El segundo largometraje de Kosa y Da Costa, que abrió la Sección Oficial de la Muestra de Lanzarote tras estrenarse en Locarno y pasar por Zabaltegi, arranca con un trio de secuencias que condensan el potencial analítico de una película tan sorprendentemente breve -apenas 60 minutos- como rica en significados. En el primer bloque secuencial observaremos como alguien coloca moras, gusanos o un trozo de manzana en las ramas y los troncos de unos árboles. Ninguno de esos elementos desentona en un entorno boscoso, mimetizándose con el ambiente hasta el punto de que, de no mediar las imágenes precedentes, uno podría pensar que esas moras o esos gusanos pertenecen al lugar. Acto seguido, los pájaros acudirán a esos enclaves para nutrirse.

La naturalización de esos añadidos puede leerse como metáfora de una película que parte de una situación y espacio reales -la llegada de Antonin (Antonin Ivanidze) al Centro de Rehabilitación Ornitológica de Genthod- alrededor de los cuales se construye un relato mínimo. Así, al sustrato documental se le van superponiendo estratos dramáticos hasta formar un macizo uniforme en el que la base real y los agregados ficcionales se tornan indisociables. Si la intervención de los trabajadores del centro, proporcionando alimento a los pájaros en fase de recuperación, facilita su retorno a la naturaleza, la labor dramatúrgica de los realizadores resignifica la realidad añadiéndole capas de complejidad.

La segunda secuencia es el perfil de un ave rapaz. La cámara la observa fijamente al tiempo que captura el sonido del motor de un avión. Bird Island nos sitúa ante una estremecedora paradoja: mientras fuera del centro ornitológico, situado junto a un aeropuerto, los aeroplanos inician sus maniobras de despegue, en el interior los pájaros apenas pueden levantar el vuelo. Las consecuencias de este planteamiento que el filme explota de manera tan sutil como continuada van mucho más allá. En primer lugar, porque a partir de la puesta en escena y de la interpretación de los actores equipara el cautiverio animal con el de las personas que trabajan en Genthod -como en el caso de Antonin enviados allí por los servicios sociales para recuperarse de una enfermedad y de su tendencia a la depresión- de ahí que Kosa y Da Costa filmen igual a pájaros y hombres (de perfil o en ligero escorzo) y reduzcan al mínimo la expresividad interpretativa acercándose al concepto de actor-modelo bressoniano. En segunda instancia, porque la película vincula, de nuevo de manera casi subliminal, la ubicación del aeródromo con el incremento de aves heridas e impugna la irresponsable injerencia humana en el medio forestal. La mano del hombre como causante del desastre y, a la vez, como fuerza sanadora.

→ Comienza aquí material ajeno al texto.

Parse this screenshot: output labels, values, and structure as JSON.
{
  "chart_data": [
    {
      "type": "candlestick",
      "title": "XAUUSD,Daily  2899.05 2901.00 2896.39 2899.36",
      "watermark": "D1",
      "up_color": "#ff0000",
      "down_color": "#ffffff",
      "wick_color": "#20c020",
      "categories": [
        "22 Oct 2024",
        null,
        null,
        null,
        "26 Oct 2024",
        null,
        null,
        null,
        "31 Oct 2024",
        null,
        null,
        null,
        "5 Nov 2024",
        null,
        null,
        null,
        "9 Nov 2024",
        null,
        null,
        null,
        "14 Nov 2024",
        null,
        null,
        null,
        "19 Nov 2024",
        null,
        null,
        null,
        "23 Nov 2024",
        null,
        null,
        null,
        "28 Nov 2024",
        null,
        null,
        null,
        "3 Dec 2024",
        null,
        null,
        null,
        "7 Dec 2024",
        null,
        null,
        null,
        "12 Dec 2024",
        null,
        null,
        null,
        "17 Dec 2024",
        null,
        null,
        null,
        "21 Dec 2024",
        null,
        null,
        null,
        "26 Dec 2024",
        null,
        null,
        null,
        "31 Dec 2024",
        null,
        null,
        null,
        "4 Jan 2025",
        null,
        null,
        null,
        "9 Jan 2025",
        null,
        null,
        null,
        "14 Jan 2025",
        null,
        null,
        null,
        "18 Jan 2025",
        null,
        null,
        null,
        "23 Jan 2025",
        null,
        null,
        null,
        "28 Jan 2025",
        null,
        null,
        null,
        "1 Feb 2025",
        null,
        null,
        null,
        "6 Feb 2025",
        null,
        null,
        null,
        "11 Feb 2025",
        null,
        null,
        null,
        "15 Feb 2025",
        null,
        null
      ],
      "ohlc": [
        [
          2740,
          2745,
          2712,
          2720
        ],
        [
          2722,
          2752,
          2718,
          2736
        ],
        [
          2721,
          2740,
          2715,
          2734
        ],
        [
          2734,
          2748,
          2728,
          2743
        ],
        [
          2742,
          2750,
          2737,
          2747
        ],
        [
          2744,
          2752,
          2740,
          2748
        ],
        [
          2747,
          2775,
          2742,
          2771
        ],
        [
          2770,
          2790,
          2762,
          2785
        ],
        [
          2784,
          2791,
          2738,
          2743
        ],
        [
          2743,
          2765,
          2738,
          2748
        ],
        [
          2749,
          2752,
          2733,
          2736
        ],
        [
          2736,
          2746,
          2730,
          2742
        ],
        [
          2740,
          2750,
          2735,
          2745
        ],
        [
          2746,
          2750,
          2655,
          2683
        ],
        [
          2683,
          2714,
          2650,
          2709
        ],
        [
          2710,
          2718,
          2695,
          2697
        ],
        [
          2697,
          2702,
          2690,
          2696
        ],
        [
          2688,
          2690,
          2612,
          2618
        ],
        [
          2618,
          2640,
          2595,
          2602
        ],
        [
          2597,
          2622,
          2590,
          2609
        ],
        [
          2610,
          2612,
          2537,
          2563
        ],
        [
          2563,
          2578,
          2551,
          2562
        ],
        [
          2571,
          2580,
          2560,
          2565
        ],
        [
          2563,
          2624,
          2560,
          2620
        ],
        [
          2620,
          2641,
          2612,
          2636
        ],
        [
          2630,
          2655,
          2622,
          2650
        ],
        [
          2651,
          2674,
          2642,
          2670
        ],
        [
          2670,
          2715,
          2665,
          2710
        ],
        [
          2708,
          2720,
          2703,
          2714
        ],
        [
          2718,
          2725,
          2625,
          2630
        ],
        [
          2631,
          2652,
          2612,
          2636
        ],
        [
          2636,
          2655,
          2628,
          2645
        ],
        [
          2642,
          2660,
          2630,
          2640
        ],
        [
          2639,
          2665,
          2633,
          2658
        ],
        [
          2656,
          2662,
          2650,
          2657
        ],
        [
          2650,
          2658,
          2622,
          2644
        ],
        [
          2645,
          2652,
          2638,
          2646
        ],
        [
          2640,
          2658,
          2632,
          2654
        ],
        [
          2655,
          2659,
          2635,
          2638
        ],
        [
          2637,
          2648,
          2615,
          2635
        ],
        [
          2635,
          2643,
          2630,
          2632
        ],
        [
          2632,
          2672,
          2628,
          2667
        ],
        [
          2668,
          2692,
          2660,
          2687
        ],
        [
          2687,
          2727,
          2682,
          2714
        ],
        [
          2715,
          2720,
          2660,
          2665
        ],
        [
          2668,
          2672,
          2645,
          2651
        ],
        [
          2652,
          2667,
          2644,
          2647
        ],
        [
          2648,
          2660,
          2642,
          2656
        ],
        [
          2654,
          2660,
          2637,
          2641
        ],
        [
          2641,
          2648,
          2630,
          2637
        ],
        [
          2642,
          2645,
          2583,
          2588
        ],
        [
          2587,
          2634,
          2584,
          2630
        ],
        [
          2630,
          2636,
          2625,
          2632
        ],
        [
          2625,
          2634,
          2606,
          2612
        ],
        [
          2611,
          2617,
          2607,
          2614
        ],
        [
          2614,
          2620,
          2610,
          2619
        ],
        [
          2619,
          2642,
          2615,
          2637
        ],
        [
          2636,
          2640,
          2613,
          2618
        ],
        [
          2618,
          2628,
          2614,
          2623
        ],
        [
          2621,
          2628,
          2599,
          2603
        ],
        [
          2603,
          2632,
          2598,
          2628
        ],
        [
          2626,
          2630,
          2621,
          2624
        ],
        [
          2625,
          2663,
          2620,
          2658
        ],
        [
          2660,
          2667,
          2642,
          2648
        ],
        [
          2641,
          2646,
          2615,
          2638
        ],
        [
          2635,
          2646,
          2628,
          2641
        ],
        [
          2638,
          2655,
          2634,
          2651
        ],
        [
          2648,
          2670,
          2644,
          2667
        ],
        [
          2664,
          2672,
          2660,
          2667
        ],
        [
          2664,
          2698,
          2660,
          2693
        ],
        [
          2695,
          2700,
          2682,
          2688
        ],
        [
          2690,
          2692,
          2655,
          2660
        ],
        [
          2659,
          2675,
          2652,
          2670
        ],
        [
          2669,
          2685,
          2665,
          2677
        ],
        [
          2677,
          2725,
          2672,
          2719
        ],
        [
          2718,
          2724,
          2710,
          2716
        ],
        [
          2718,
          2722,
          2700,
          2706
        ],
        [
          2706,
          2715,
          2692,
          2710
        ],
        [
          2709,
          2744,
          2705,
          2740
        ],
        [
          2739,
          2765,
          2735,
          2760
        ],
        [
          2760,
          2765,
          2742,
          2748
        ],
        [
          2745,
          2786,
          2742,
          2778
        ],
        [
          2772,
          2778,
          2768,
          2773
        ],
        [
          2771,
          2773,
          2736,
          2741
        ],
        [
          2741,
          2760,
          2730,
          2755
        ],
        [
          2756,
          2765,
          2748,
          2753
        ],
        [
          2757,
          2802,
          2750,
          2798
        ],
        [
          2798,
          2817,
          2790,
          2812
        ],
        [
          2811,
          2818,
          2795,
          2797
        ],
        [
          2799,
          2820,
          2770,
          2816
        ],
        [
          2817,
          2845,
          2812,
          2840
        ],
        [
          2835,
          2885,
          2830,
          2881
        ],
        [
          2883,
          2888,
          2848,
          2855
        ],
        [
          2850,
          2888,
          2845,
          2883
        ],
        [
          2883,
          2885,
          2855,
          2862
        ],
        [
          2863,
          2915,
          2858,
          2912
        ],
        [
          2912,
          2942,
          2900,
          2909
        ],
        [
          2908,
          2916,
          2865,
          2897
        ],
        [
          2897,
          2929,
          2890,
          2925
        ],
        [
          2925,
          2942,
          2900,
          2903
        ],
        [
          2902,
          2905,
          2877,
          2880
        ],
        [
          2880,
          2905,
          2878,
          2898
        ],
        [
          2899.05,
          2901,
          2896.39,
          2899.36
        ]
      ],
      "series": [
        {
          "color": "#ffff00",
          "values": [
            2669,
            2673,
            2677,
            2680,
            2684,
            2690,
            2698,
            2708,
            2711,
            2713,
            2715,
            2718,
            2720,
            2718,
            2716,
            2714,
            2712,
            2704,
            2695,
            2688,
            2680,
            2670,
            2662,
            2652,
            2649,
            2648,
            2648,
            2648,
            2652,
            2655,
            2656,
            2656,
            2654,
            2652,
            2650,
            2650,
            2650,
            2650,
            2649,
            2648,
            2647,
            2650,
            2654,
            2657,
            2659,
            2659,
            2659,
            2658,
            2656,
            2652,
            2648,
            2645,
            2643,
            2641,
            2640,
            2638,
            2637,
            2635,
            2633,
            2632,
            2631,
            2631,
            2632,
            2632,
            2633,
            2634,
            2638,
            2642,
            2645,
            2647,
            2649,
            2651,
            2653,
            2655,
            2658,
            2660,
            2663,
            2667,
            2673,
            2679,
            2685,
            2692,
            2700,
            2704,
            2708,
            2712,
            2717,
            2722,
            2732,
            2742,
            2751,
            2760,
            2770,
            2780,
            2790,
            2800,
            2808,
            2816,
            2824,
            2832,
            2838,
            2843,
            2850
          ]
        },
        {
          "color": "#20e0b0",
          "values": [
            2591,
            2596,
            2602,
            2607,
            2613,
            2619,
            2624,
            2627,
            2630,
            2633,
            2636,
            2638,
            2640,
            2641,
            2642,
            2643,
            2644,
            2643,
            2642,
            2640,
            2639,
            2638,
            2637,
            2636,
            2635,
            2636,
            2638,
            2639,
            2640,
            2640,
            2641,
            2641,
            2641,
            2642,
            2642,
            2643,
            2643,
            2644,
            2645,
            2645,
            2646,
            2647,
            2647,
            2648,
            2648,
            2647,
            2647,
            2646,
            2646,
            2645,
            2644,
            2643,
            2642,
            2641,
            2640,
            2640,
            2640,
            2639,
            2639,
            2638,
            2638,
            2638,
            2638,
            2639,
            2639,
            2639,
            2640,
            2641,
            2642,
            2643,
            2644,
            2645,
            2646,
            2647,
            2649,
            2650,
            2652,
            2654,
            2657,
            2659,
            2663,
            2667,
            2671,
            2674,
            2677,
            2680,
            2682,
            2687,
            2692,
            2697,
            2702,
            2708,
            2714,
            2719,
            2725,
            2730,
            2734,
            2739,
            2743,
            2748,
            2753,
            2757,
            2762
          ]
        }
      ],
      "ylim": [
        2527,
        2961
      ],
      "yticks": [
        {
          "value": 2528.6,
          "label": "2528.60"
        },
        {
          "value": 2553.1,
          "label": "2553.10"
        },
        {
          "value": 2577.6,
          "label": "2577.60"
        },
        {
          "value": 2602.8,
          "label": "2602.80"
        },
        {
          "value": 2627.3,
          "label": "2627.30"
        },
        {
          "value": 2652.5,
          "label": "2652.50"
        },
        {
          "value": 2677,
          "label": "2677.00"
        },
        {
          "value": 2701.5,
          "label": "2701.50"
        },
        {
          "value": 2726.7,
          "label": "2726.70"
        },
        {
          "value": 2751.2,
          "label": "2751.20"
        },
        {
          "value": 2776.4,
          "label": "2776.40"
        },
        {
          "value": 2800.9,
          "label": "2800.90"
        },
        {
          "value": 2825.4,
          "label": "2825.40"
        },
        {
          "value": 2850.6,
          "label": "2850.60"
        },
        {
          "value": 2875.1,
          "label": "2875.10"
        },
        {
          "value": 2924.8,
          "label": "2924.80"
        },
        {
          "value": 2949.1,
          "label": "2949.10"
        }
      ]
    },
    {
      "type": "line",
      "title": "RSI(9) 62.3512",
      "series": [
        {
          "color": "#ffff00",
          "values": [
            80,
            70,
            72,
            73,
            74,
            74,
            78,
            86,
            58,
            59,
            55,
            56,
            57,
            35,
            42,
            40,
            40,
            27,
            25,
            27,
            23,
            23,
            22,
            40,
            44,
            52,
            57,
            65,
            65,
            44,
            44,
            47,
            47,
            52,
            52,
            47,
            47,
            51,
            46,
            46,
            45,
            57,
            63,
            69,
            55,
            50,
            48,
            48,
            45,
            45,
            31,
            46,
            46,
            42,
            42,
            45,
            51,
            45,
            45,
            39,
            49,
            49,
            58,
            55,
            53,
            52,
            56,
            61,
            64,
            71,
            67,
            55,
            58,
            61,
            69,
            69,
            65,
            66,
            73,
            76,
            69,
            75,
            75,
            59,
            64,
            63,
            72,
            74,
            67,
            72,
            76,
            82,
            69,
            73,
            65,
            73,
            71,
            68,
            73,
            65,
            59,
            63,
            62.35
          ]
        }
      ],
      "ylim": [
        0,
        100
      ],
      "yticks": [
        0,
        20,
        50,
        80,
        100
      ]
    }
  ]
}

El final de lo que, de manera arbitraria, hemos decidido denominar como bloque inicial es el plano de presentación de Antonin, un reencuadre que utiliza la puerta de entrada del animalario para encerrarlo -y que se repetirá, formulado de maneras distintas, en no pocas ocasiones- preludio de una aterradora mise en abyme: los ratones que sirven de alimento para las rapaces están confinados en jaulas; a su vez, los pájaros permanecen presos en sus aviarios y, por último, los trabajadores se hallan recluidos en el centro de rehabilitación, quien sabe si el pacífico purgatorio que culminará con el milagro de la reinserción o la antesala de la muerte que espera más allá de sus puertas.

En su fecunda ambigüedad, L’île aux oiseaux nos da motivos para creer en las dos opciones porque, como Brooks Hatlen, Antonin tendrá la oportunidad de regresar al mundo: su salida para liberar a una lechuza ya recuperada terminará en repentina fuga. Días después se desmayará junto a una de las pistas de aterrizaje del aeropuerto vecino y será devuelto al centro, donde terminará el proceso de formación para sustituir a su mentor. Como el viejo bibliotecario, Antonin sigue sin poder vivir en exterior, solo que él tendrá la suerte de volver a la cárcel y a sus pájaros.